100 years ago today, Irish rebels managed to take over the Wireless School of Telegraphy and send out a morse code message on the airwaves to communicate the events of the Easter Rising to the world.
This was carried out less than 200 metres away from the rebels' base in the GPO.
The message, written by James Connolloy and translated into morse code by David Burke read:
"Irish Republic declared in Dublin today. Irish troops have captured city and are in full possession. Enemy cannot move in city. The whole country rising."
To celebrate the 100 year anniversary of the transmission, 37 radio stations across the nation will reproduce the morse code message with battlefield sounds in the background, in an effort to recreate the atmosphere of the historic occasion.
Newstalk aim to broadcast the message at 5.30 during the Right Hook show which is presented today by the station's political editor, Shane Coleman.
History records that the first broadcast was conceived by one of the leaders of the rising, Joseph Mary Plunkett in an effort to bypass British censorship.
We will celebrate the 100 year anniversary of the first radio broadcast at 5.30pm.
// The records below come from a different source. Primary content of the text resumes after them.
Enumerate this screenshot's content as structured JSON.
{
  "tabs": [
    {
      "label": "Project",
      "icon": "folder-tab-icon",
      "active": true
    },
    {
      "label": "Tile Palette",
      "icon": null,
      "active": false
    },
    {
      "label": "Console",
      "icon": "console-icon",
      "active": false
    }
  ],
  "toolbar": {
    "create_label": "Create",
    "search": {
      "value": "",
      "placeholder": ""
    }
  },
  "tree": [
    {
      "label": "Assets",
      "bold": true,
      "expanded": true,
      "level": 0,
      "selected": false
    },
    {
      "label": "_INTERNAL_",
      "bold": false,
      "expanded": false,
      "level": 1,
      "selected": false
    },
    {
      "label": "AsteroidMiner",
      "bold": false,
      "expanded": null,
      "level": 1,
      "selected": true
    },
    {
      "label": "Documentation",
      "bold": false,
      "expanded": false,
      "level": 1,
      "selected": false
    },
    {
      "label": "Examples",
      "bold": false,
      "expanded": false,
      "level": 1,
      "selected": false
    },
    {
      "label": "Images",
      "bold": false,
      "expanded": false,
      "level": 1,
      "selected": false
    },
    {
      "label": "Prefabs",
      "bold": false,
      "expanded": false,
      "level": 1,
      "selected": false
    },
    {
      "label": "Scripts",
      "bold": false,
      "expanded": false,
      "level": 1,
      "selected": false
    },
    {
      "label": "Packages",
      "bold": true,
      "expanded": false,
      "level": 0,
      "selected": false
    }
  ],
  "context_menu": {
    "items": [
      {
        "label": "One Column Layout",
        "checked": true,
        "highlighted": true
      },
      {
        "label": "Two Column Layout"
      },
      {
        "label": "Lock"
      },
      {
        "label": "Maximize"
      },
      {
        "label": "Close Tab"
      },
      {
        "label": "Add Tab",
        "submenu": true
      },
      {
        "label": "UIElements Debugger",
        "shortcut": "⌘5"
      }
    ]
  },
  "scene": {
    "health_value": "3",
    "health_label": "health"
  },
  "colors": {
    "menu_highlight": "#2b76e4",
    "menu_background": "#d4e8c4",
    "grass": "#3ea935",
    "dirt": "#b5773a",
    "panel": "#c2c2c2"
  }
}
Tune in at https://t.co/ZzKgKLOnlK— Newstalk (@NewstalkFM) April 25, 2016
Technical faults would not allow them to directly broadcast the message to a ship or station, meaning they were forced to send it over the commercial wavelength, in the hope that it would picked up and relayed onto America.
It is believed that the transmission was picked up by stations in Germany and other boats in the Atlantic while other reports say that it even reached fishermen in Japan.
The commemoration efforts this evening are part of a joint initiative between RTÉ radio and the Independent Broadcasters of Ireland (IBI).